De extra capaciteit om een woning op te warmen is noodzakelijk als er nachtverlaging wordt toegepast. In de ochtend zal dan in korte tijd de woning opgewarmd moeten worden om de verliezen gedurende nacht te compenseren. In een worstcase scenario moeten alle verliezen worden gecompenseerd, omdat er ’s nachts niet verwarmd is. In slecht geïsoleerde woningen, of woningen met een lage thermische massa, zal de verwarming ook ’s nachts aanslaan, omdat de binnentemperatuur onder de minimale nachtverlagingstemperatuur komt. In de ochtend hoeft dan slechts een deel van de nachtverliezen te worden gecompenseerd. In ISSO 51 staat in tabel 3.7 het vermogen dat nodig is om de nachtverliezen te compenseren.

In deze paragraaf wordt puntsgewijs op een aantal aspecten van de opwarmtoeslag ingegaan.

3.6.1 Noodzaak tot nachtverlaging

Nachtverlaging is een middel om de netto warmtevraag van een woning, en daarmee het energiegebruik, te reduceren. De warmteverliezen in een woning zijn proportioneel aan de binnentemperatuur en buitentemperatuur.

Stel dat de gewenste temperatuur binnen 20 °C en de buitentemperatuur 5 °C, een verschil van 15 °C. Indien er nachtverlaging van 3 K wordt toegepast, is het verschil 12 K. Gezien de proportionaliteit met de netto warmtevraag, daalt de warmtevraag daardoor met ongeveer 20%. Dit is daarmee een uitermate effectieve energiebesparingsmaatregel voor slecht geïsoleerde gebouwen.

Goed geïsoleerde gebouwen verliezen echter veel minder warmte, waardoor de temperatuur in de woning ook veel minder daalt. ISSO 51 zelf stelt dat zeer goed geïsoleerde woningen een afkoeling hebben van 1 K. De reductie van de warmtevraag is daardoor veel kleiner. Daar komt bij dat bij het opwarmen van de woning de

P a g i n a | 28 verwarmingsinstallatie vaak minder efficiënt is. Bij goed geïsoleerde woningen kan daardoor de energiebesparing ten gunste van nachtverlaging grotendeels tenietgedaan worden.

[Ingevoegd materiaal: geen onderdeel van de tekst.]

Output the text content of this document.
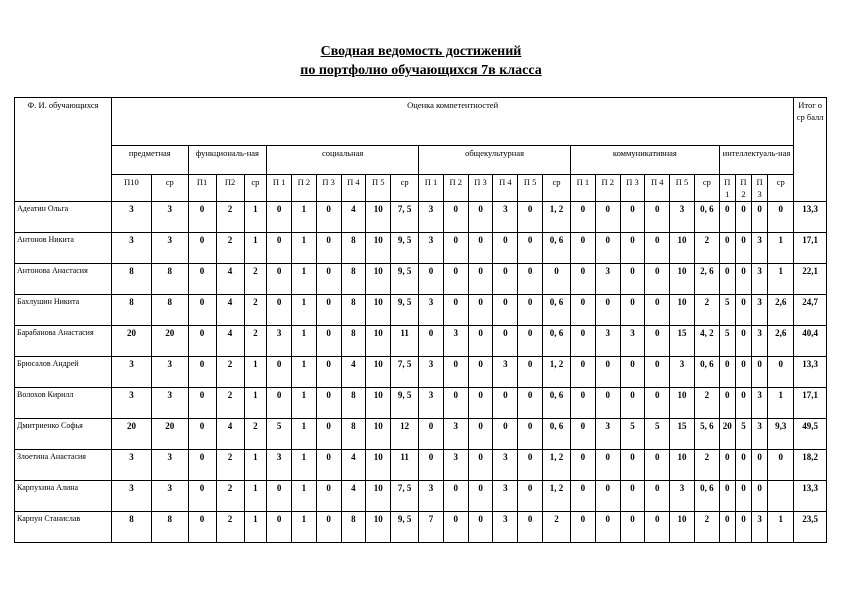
Сводная ведомость достижений
по портфолио обучающихся 7в класса
Ф. И. обучающихся	Оценка компетентностей																											Итог о ср балл
	предметная		функциональ-ная			социальная						общекультурная						коммуникативная						интеллектуаль-ная				
	П10	ср	П1	П2	ср	П 1	П 2	П 3	П 4	П 5	ср	П 1	П 2	П 3	П 4	П 5	ср	П 1	П 2	П 3	П 4	П 5	ср	П 1	П 2	П 3	ср	
Адеатин Ольга	3	3	0	2	1	0	1	0	4	10	7, 5	3	0	0	3	0	1, 2	0	0	0	0	3	0, 6	0	0	0	0	13,3
Антонов Никита	3	3	0	2	1	0	1	0	8	10	9, 5	3	0	0	0	0	0, 6	0	0	0	0	10	2	0	0	3	1	17,1
Антонова Анастасия	8	8	0	4	2	0	1	0	8	10	9, 5	0	0	0	0	0	0	0	3	0	0	10	2, 6	0	0	3	1	22,1
Бахлушин Никита	8	8	0	4	2	0	1	0	8	10	9, 5	3	0	0	0	0	0, 6	0	0	0	0	10	2	5	0	3	2,6	24,7
Барабанова Анастасия	20	20	0	4	2	3	1	0	8	10	11	0	3	0	0	0	0, 6	0	3	3	0	15	4, 2	5	0	3	2,6	40,4
Брюсалов Андрей	3	3	0	2	1	0	1	0	4	10	7, 5	3	0	0	3	0	1, 2	0	0	0	0	3	0, 6	0	0	0	0	13,3
Волохов Кирилл	3	3	0	2	1	0	1	0	8	10	9, 5	3	0	0	0	0	0, 6	0	0	0	0	10	2	0	0	3	1	17,1
Дмитриенко Софья	20	20	0	4	2	5	1	0	8	10	12	0	3	0	0	0	0, 6	0	3	5	5	15	5, 6	20	5	3	9,3	49,5
Злоетина Анастасия	3	3	0	2	1	3	1	0	4	10	11	0	3	0	3	0	1, 2	0	0	0	0	10	2	0	0	0	0	18,2
Карпухина Алина	3	3	0	2	1	0	1	0	4	10	7, 5	3	0	0	3	0	1, 2	0	0	0	0	3	0, 6	0	0	0		13,3
Карпун Станислав	8	8	0	2	1	0	1	0	8	10	9, 5	7	0	0	3	0	2	0	0	0	0	10	2	0	0	3	1	23,5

Woningen met trage afgiftesystemen, zoals vloerverwarming en betonkernactivering, gebruiken al geen nachtverlaging. Het afgiftesysteem is te traag om de gewenste temperatuursfluctuatie (dag/nacht) te kunnen volgen.

De vraag is of nachtverlaging wel een uitgangspunt zou moeten zijn bij goed geïsoleerde woningen zoals in niveau 4.

3.6.2 Thermische massa

De thermische massa van de woning bepaalt onder andere de snelheid waarmee de temperatuur in de woning daalt als gevolg van warmteverliezen, en ook de snelheid waarmee deze weer opgewarmd kan worden door het verwarmingssysteem. De thermische massa zit niet alleen in de muren, maar ook in tussenvloeren en -plafonds het meubilair en spullen in de woning.

ISSO 51 maakt met betrekking tot de opwarmtoeslag onderscheidt tussen twee type woningen: woningen met een lichte constructie (houtskelet of deels-massief) en zware constructies (grotendeels of geheel massief). Voor lichte constructies wordt (bij 2 uur opwarmtijd) een thermische massa van teruggerekend (ongeveer) 50 kJ/m2K gehanteerd en voor zware constructies (ongeveer) 80 kJ/m2K. Daarbij geldt: hoe lichter de constructie, hoe lager de opwarmtoeslag. Er is namelijk meer warmte nodig om zware constructies met eenzelfde temperatuur op te warmen dan lichte constructies.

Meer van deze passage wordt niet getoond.